I can borrow books from a library. In fact, nowadays I don’t need to have a lot of books, therefore I quite rarely use the local lending library of which I am not a member at the moment, but my father is. Anyway, I used to be a member there when I was a student. At that time I was used to reading as we had to read all compulsory readings. To join a library you have to fill in a lending card. If you want to borrow a book, you write the author’s name, the title and ISBN number on the book card and the librarian puts down on your card the date when the book is due for return. Books are issued for three weeks, but can be renewed for another three. Only a limited number of books can be borrowed at a time. For overdue books fines are charged.

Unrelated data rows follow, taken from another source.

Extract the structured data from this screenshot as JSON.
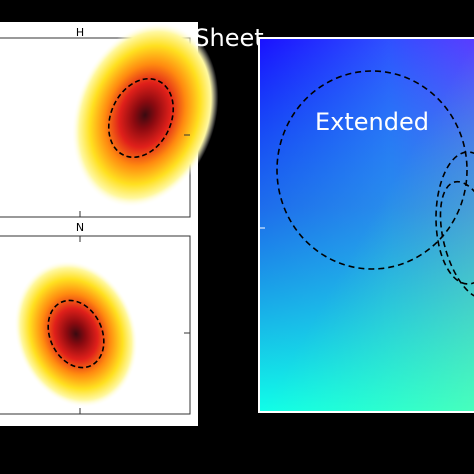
{
  "header": {
    "title": "Sheet"
  },
  "panels": [
    {
      "label": "H"
    },
    {
      "label": "N"
    }
  ],
  "region": {
    "label": "Extended"
  }
}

There are a lot of books in a library that normally cannot be borrowed. They are mainly encyclopaedias, dictionaries and lexicons. You are allowed to work with them in the reading room, where you will also find newspapers and periodicals published in Hungary from the 1930s. I often go to the bookshops just to look around. But sometimes I can’t resist temptation and buy some languages books, maps or a magazine for my mother. Last time I bought two expensive dictionaries, but it was worth buying them, because I can use them in the future, too.